A big surprise was the bread-nut tree, or ojushte (oh-HOOSH-tay). It was known to the Maya, but totally ignored by the Spaniards when they came. A few Indians continued to make flour from the nuts, but it wasn´t until very recently that anyone thought to see if the flour was anything more than "poor people´s stuff they only ate if they couldn´t get anything else." Surprise! It has more protein than practically any other plant product, plus more calcium than a glass of milk and a load of vitamins and minerals. PLUS it tastesdelicioso, muy delicioso! Clever ol´ Indians!

Americans are afraid of cancer; the Salvadorean peasant farmer is afraid of kidney failure. It´s equally painful and just as terminal for a poor campesino who can´t afford dialysis or a transplant. And there has been an epidemic of kidney failure among farmers which has been directly tied to the use of agricultural chemicals.

Recently, CIETTA has gone to the National Assembly with a list of 53 toxic chemicals that have been shown to damage people´s health.

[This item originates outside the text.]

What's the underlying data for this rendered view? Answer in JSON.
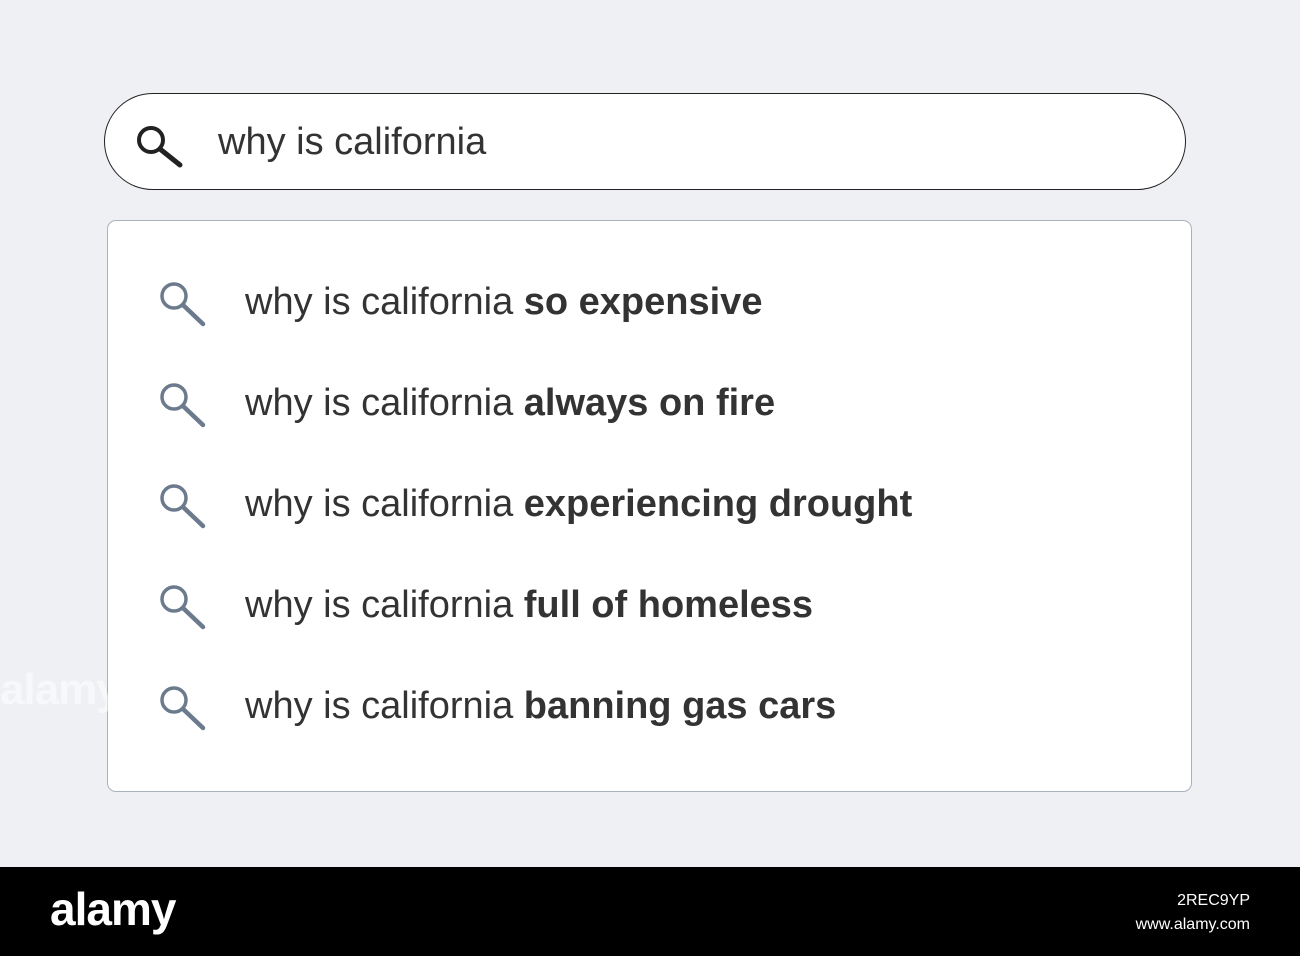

They want these banned. Unfortunately, a lot of them are imported, and a lot of fat cats make a lotta moolah off them. The import value of just ONE of them was $500 MILLION. Not surprisingly, the cats with the fattest pockets pressured the President of El Salvador to take 11 of the worst ones off the list. There is fear among the farmers that if the fat-cat´s party wins this election, even the remaining 42 will never get regulated.

The campesinos are confident that, if their votes are counted, they´ll win. It´s the counting they´re worried about.